I take my two-year-old son to his grandparents every weekend. They pamper him by giving him chocolates and toys, which he demands from us, too, when he comes back home. It’s not that we can’t afford it, but I think it’s not good for him to demand something and get it instantly. I can’t stop my in-laws from pampering him, either. How should I deal with this situation?
Your son is too young to understand why he can’t be indulged all the time. When he is older, you can make the distinction and explain why it’s okay to be indulged by grandparents for weekends, but not on an everyday basis. Right now, you (preferably your spouse) will have to explain to the grandparents that they need to pamper him in ways that do not involve foodstuff and toys. There are many things grandparents can do—from chatting or playing with him to telling him stories—which will not confuse the child when he returns to his parents. It’s not just grandparents but we, too, and our kids’ uncles and aunts, godparents and fond neighbours, who need to relearn that the good things in life are free. Over the years, the emphasis has shifted to entertainment that money can buy: vacations, camps, sportsgear, toys, clothes, special classes, etc.
A parent recently mentioned how, when he was taking his son Ninad out for a short drive, the six-year-old asked, “Taken your wallet?” Our children are growing up with the notion that no fun can be had without an exchange of money. After this incident, Ninad’s parents decided that they would do a weekly outing when the wallet would be forgotten at home.

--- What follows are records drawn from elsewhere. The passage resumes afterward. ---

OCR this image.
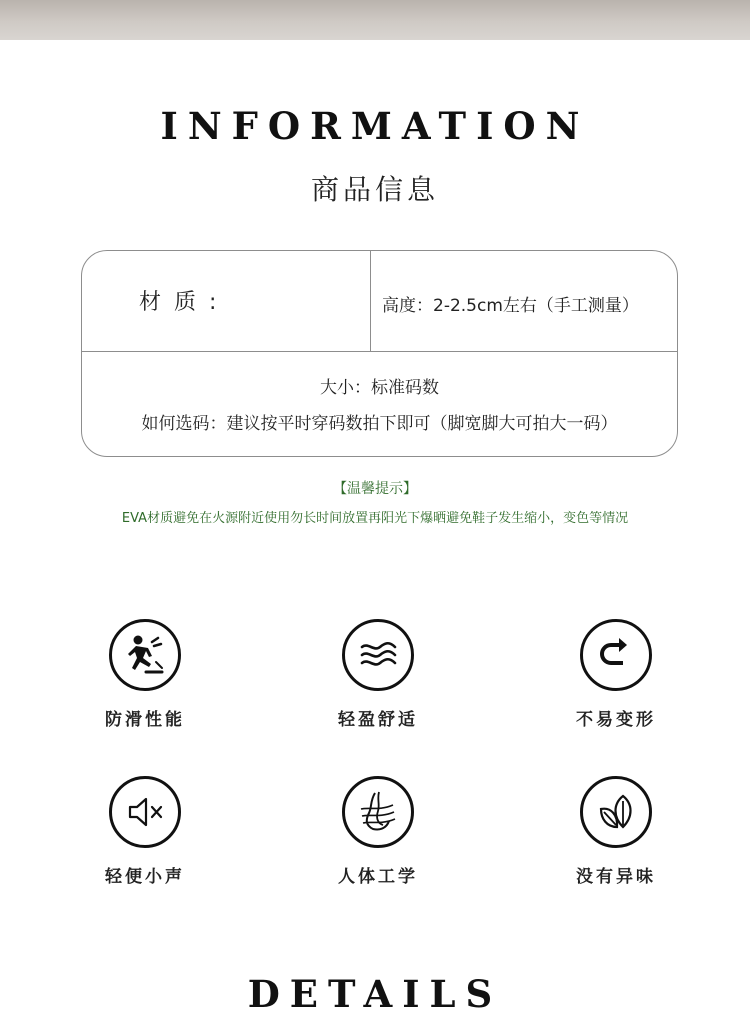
INFORMATION
商品信息
材 质 :	高度：2-2.5cm左右（手工测量）
大小：标准码数
如何选码：建议按平时穿码数拍下即可（脚宽脚大可拍大一码）
【温馨提示】
EVA材质避免在火源附近使用勿长时间放置再阳光下爆晒避免鞋子发生缩小，变色等情况
防滑性能	轻盈舒适	不易变形
轻便小声	人体工学	没有异味
DETAILS
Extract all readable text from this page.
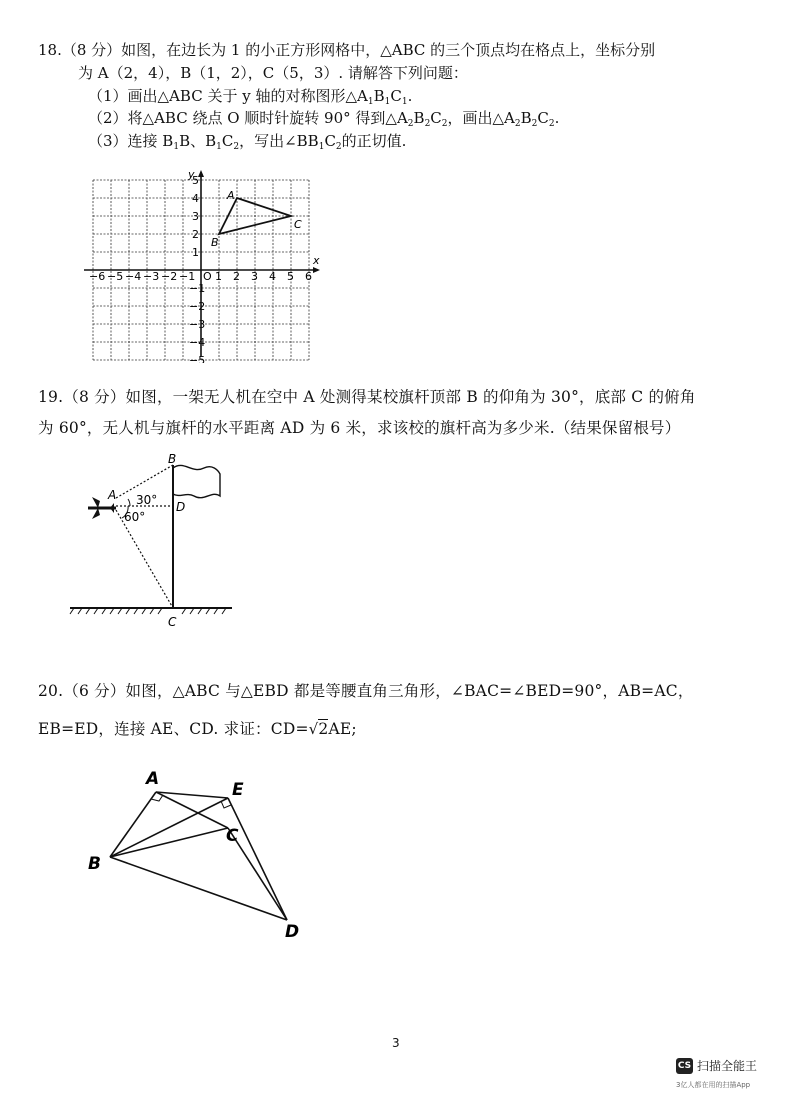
18.（8 分）如图，在边长为 1 的小正方形网格中，△ABC 的三个顶点均在格点上，坐标分别
为 A（2，4），B（1，2），C（5，3）. 请解答下列问题：
（1）画出△ABC 关于 y 轴的对称图形$\triangle A_1B_1C_1$.
（2）将△ABC 绕点 O 顺时针旋转 90° 得到$\triangle A_2B_2C_2$，画出$\triangle A_2B_2C_2$.
（3）连接 $B_1B$、$B_1C_2$，写出$\angle BB_1C_2$的正切值.
−6 −5 −4 −3 −2 −1 O 1 2 3 4 5 6
1
2
3
4
5
−1
−2
−3
−4
−5
x
y
A
B
C
19.（8 分）如图，一架无人机在空中 A 处测得某校旗杆顶部 B 的仰角为 30°，底部 C 的俯角
为 60°，无人机与旗杆的水平距离 AD 为 6 米，求该校的旗杆高为多少米.（结果保留根号）
A
B
C
D
30°
60°
20.（6 分）如图，△ABC 与△EBD 都是等腰直角三角形，∠BAC=∠BED=90°，AB=AC，
EB=ED，连接 AE、CD. 求证：CD=√2AE;
A
E
C
B
D
3
CS 扫描全能王
3亿人都在用的扫描App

It takes only a little extra effort to come up with fun trips or activities that do not involve spending money. Consider these:
1) Every season, your city has some tree or the other in bloom. Walk down to the nearest one with your child and fill a whole basket with flowers, or seeds and seed-pods shed on the ground. You’ll be surprised how engrossed a child can get in this activity.
2) Take a walk up a low hill or along the seashore with your kids and collect stones or shells. Come home, scrub them clean with your kids and watch them sparkle in a tray or an artistic pile at the entrance to your home. Again, absolutely free.
3) Involve your kid in any minor repair/maintenance work you’re doing on your vehicle, instrument, or any part of your home, even if it’s something as simple as oiling the hinges of a creaky door. Plan for it with enthusiasm and it won’t be a chore, but a fun activity, full of unspoken lessons.
4) Revive indoor games, such as good old carom and chess.
5) Involve your child in gardening—even a little windowsill garden fascinates every child.
6) Get a good storyteller to narrate tales to your kids.
7) Draw your child into cooking/baking.
Of course, all this assumes that as a parent, grandparent or godparent, you are willing to invest more complex resources than money in your child: time, energy and imagination. It also assumes that you yourself do not always need the props and distractions of shops, technology and merchandise to engage you with the world.